Dördüncü nokta da, kocanın eşine nafaka ödeme şekliyle ilgilidir. İslam dininde evin mali ihtiyacını karşılama görevi kocaya verildiğinden ve kadın annelik ve eşlik görevlerini daha iyi bir şekilde yerine getirmek üzere bu iktisadi sorumluluktan muaf tutulduğundan nafaka, çalışmayan kadın için, ailenin gelirine destek amacıyla çalışan kadına nazaran, farazi mesleğinden kazanacağı gelirin alternatifi sayılabilir. Dolayısıyla bu hukukî sistem, kadınların daha yüksek gelirli mesleklere ulaşma sorunu ile karşılaşmada daha az sıkıntı yaşarken, bu tür bir ayrımcılık, nafaka kanununu inkâr etmenin yanında cinsiyet eşitliğine vurgu yapan hukukî sistemleri de sıkıntı ile karşı karşıya getirir. Bunun dışında bu hukukî sistem erkeklerin çalışmasının kadınların çalışmasına göre öncelik kazanmasının önemli sebeplerinden birini de kendi içinde barındırır ki o da, eş ve çocukların nafakasını karşılama görevinin erkeğin yükümlülüğünde olması ve kadının böyle bir yükümlülüğünün bulunmamasıdır. Bu yüzden erkeğin nafakayı karşılamakta güçsüzlüğü genellikle aile ocağının dağılması bağlamında ciddi tehlikeleri beraberinde getirmektedir. Oysa kadının gelir elde etmekte güçsüzlüğü, evinin geçiminden sorumlu olan kadınların durumu dışında, ailenin istikrarını ciddi tehlikelerle karşı karşıya bırakmaz.[5]

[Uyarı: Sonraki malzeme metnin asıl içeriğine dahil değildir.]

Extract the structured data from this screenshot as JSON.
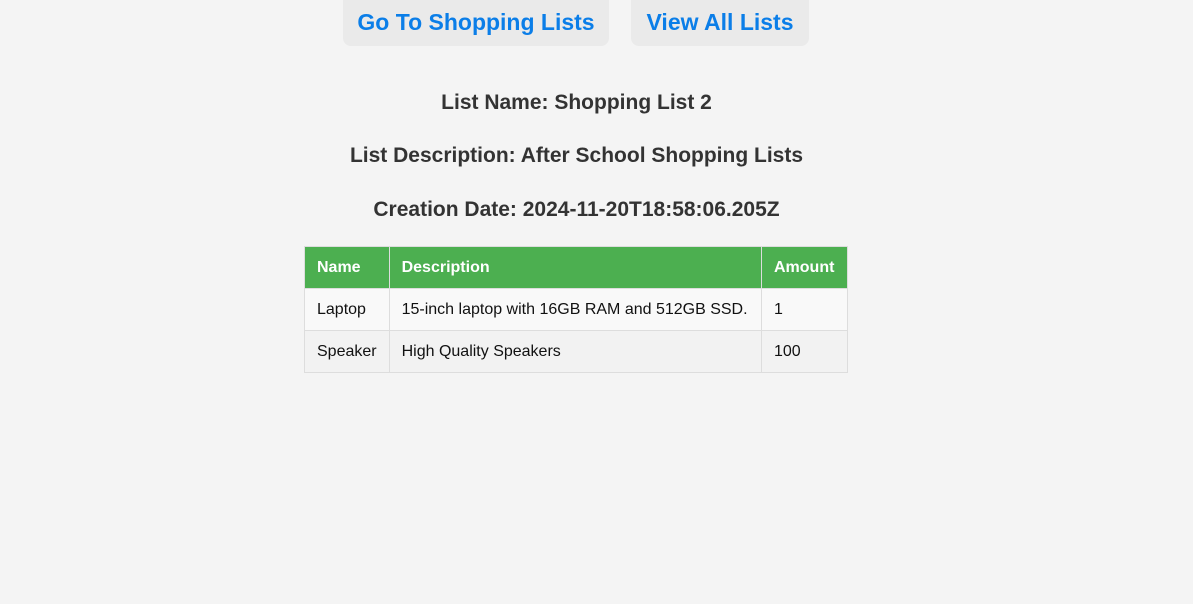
{
  "nav": {
    "shopping_lists_label": "Go To Shopping Lists",
    "view_all_label": "View All Lists"
  },
  "list": {
    "name_text": "List Name: Shopping List 2",
    "description_text": "List Description: After School Shopping Lists",
    "creation_date_text": "Creation Date: 2024-11-20T18:58:06.205Z"
  },
  "table": {
    "headers": [
      "Name",
      "Description",
      "Amount"
    ],
    "rows": [
      {
        "name": "Laptop",
        "description": "15-inch laptop with 16GB RAM and 512GB SSD.",
        "amount": "1"
      },
      {
        "name": "Speaker",
        "description": "High Quality Speakers",
        "amount": "100"
      }
    ]
  },
  "colors": {
    "background": "#f4f4f4",
    "link": "#0b7ee8",
    "header_bg": "#4caf50"
  }
}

Kuşkusuz bu değersel, hukukî, yaşamsal ve toplumsal ilkelerin benimsenmesi ile beraber, kadınların çalışmasına yönelik “nitelik eksenli” yaklaşım yerini nicelik eksenli yaklaşıma bırakır ve birçok cinsiyete dayalı ayrımlar ayrımcılık, eşitsizlik, adaletsizlik ve cinsel zulüm gibi kavramlara göre değil, sosyal maslahata ve insanların hakiki saadetine hizmet olarak yorumlanır.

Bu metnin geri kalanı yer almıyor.